Colleges are not the only ones to blame. Top mining expert, Dr. William H. Dresher, speaking recently in Arizona, declared, “in a decade of judging Arizona state science fairs, I have never seen an exhibit addressing geology, mining, or metallurgy. What is worse, it is hard to find a school that teaches science, let alone discusses engineering!” Astonishingly, this is in Arizona, the nation’s largest copper producer. Dr. Mary M. Poulton, Chair of the Department of Mining and Geological Engineering at the University of Arizona, reports only one-third of U.S. high schools have a one year course in earth science, mostly astronomy, in which only seven percent of high school students enroll.

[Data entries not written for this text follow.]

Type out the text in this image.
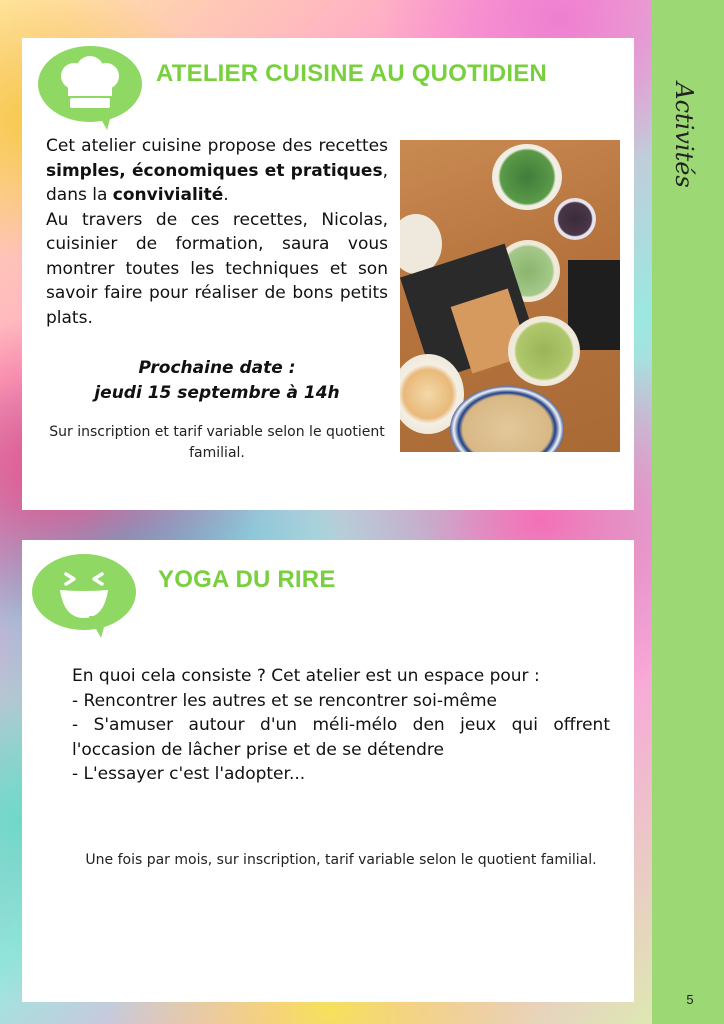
Activités
5
ATELIER CUISINE AU QUOTIDIEN
Cet atelier cuisine propose des recettes simples, économiques et pratiques, dans la convivialité.
Au travers de ces recettes, Nicolas, cuisinier de formation, saura vous montrer toutes les techniques et son savoir faire pour réaliser de bons petits plats.
Prochaine date :
jeudi 15 septembre à 14h
Sur inscription et tarif variable selon le quotient familial.
YOGA DU RIRE
En quoi cela consiste ? Cet atelier est un espace pour :
- Rencontrer les autres et se rencontrer soi-même
- S'amuser autour d'un méli-mélo den jeux qui offrent l'occasion de lâcher prise et de se détendre
- L'essayer c'est l'adopter...
Une fois par mois, sur inscription, tarif variable selon le quotient familial.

As Michael Sanera and Jane S. Shaw reveal in Facts Not Fear: Teaching Children About the Environment (Regnery 1999), schools do a marvelous job turning children into nonsense spouting Chicken Littles. Unsurprisingly, it is not just the facts about the environment that schools fail to teach; they are oblivious to fundamental facts regarding the building blocks of modern civilization, such as, “if it can’t be grown, it has to be mined.” No wonder, with children totally ignorant as to the need for raw materials—not to mention their source—that few youth entering high school consider a career in energy development or mining.
No wonder coeds who attend gubernatorial debates worry about their job prospects.